Spokespeople for Google did not immediately respond to a
request for comment on the publishers' bid, which could increase
the potential damages at stake in the case.
"We believe our participation will bolster the case,
especially because publishers are uniquely positioned to address
many of the legal, factual, and evidentiary questions before the
Court," Maria Pallante, CEO of the publishers' trade group the
Association of American Publishers, said in a statement.
The lawsuit currently involves a group of visual artists who
sued Google for allegedly misusing their work to train an
AI-powered image generator.

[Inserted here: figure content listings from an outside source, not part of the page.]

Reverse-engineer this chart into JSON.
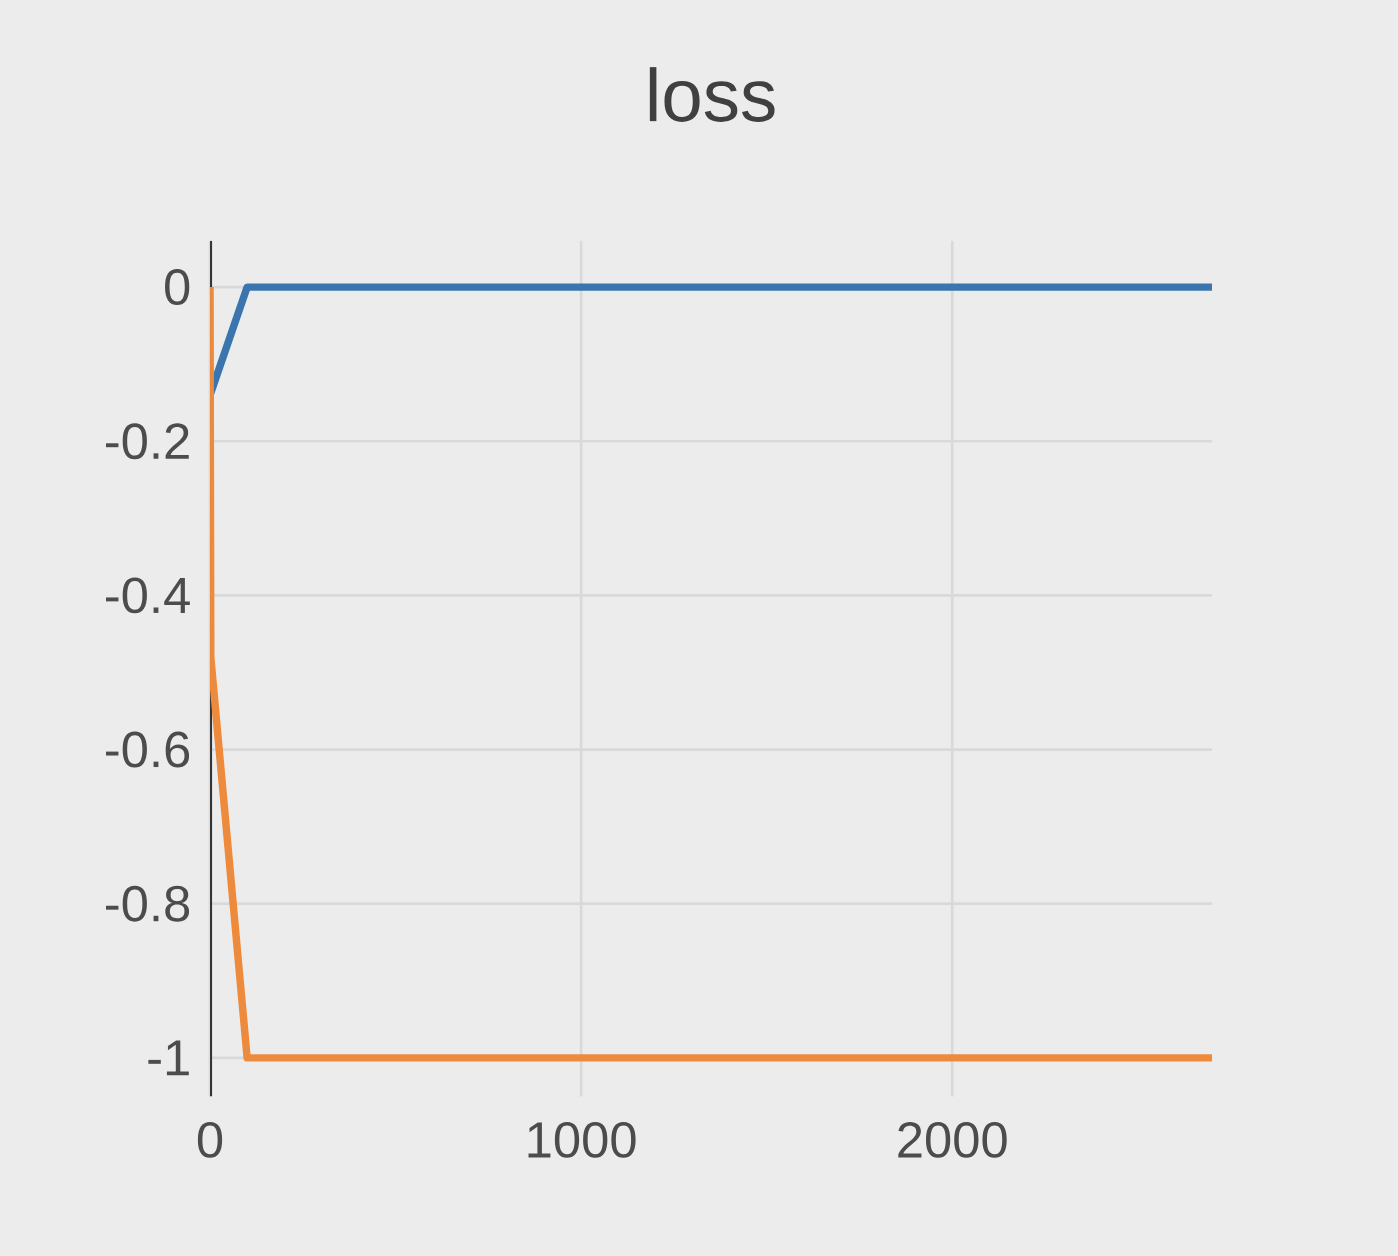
{
  "chart_data": {
    "type": "line",
    "title": "loss",
    "series": [
      {
        "color": "#3a75ad",
        "x": [
          0,
          100,
          2700
        ],
        "values": [
          -0.14,
          0,
          0
        ]
      },
      {
        "color": "#ee8a3c",
        "x": [
          0,
          2,
          100,
          2700
        ],
        "values": [
          0,
          -0.48,
          -1,
          -1
        ]
      }
    ],
    "xlim": [
      0,
      2700
    ],
    "ylim": [
      -1.05,
      0.06
    ],
    "xticks": [
      0,
      1000,
      2000
    ],
    "yticks": [
      0,
      -0.2,
      -0.4,
      -0.6,
      -0.8,
      -1
    ],
    "grid": true,
    "marker": "none",
    "line_style": "solid"
  }
}
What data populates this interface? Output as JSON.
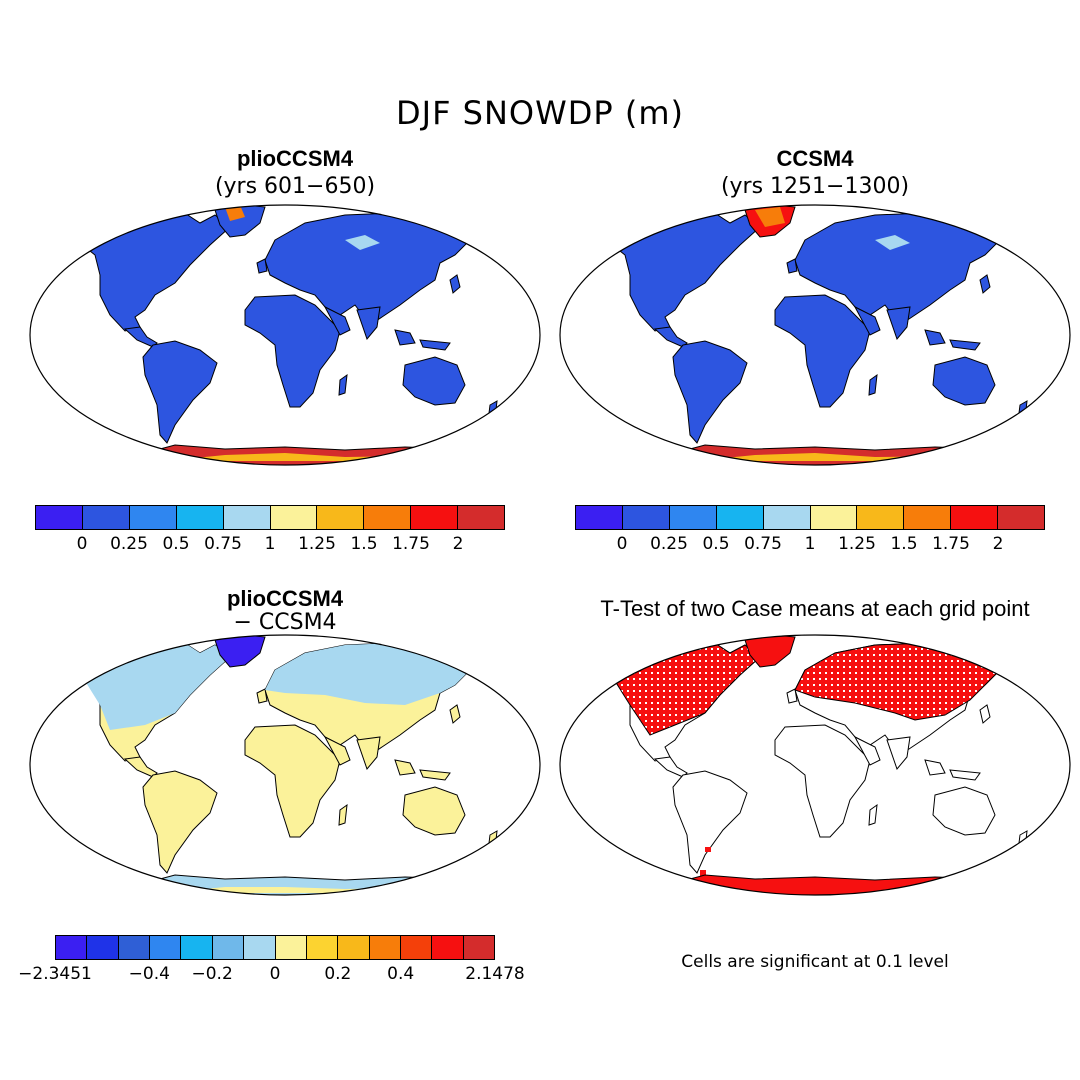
{
  "title": "DJF SNOWDP (m)",
  "panels": [
    {
      "title": "plioCCSM4",
      "subtitle": "(yrs 601−650)"
    },
    {
      "title": "CCSM4",
      "subtitle": "(yrs 1251−1300)"
    },
    {
      "title": "plioCCSM4",
      "subtitle": "− CCSM4"
    },
    {
      "title": "T-Test of two Case means at each grid point",
      "subtitle": ""
    }
  ],
  "colorbar_abs": {
    "colors": [
      "#3b1ff2",
      "#2d55e0",
      "#2f86f0",
      "#17b4f0",
      "#a8d8f0",
      "#fbf29a",
      "#f8b81a",
      "#f77d0a",
      "#f61010",
      "#d42c2c"
    ],
    "labels": [
      "0",
      "0.25",
      "0.5",
      "0.75",
      "1",
      "1.25",
      "1.5",
      "1.75",
      "2"
    ]
  },
  "colorbar_diff": {
    "colors": [
      "#3b1ff2",
      "#1f33e8",
      "#2f5fd6",
      "#2f86f0",
      "#17b4f0",
      "#6fb8ea",
      "#a8d8f0",
      "#fbf29a",
      "#fcd330",
      "#f8b81a",
      "#f77d0a",
      "#f4400a",
      "#f61010",
      "#d42c2c"
    ],
    "labels": [
      "−2.3451",
      "−0.4",
      "−0.2",
      "0",
      "0.2",
      "0.4",
      "2.1478"
    ]
  },
  "significance_note": "Cells are significant at 0.1 level",
  "map_colors": {
    "ocean": "#ffffff",
    "land_abs": "#2d55e0",
    "antarctica_abs": "#d42c2c",
    "antarctica_inner_abs": "#f8b81a",
    "greenland_p1": "#f77d0a",
    "greenland_p2": "#f61010",
    "land_diff": "#fbf29a",
    "land_diff_north": "#a8d8f0",
    "greenland_diff": "#3b1ff2",
    "significant": "#f61010"
  }
}
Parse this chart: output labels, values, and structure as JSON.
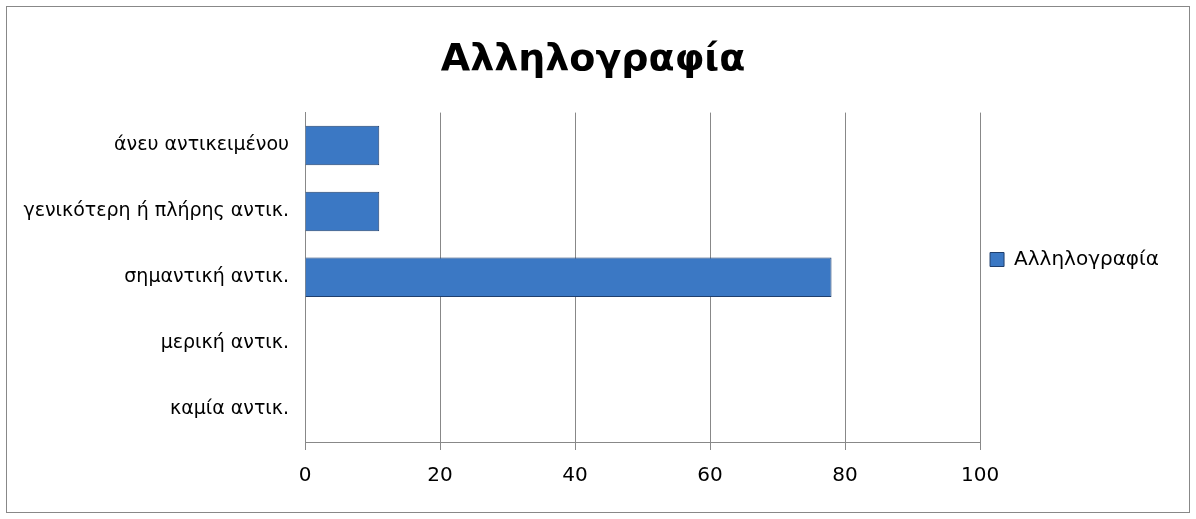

The case is one of many high-stakes
lawsuits brought by artists, authors, music labels and other
copyright owners against tech companies over their AI training.
Anthropic settled a lawsuit for $1.5 billion last year with a
group of authors suing over its use of their work to train its
AI chatbot Claude.
The publishers on Thursday cited 10 examples of their
textbooks and other books that Google allegedly misused from
authors, including Scott Turow and N.K. Jemisin to train its
Gemini large language model. They asked the court for an
unspecified amount of monetary damages on behalf of themselves
and a larger class of authors and publishers.
U.S. District Judge Eumi Lee will decide whether to approve
the publishers' request to join the case.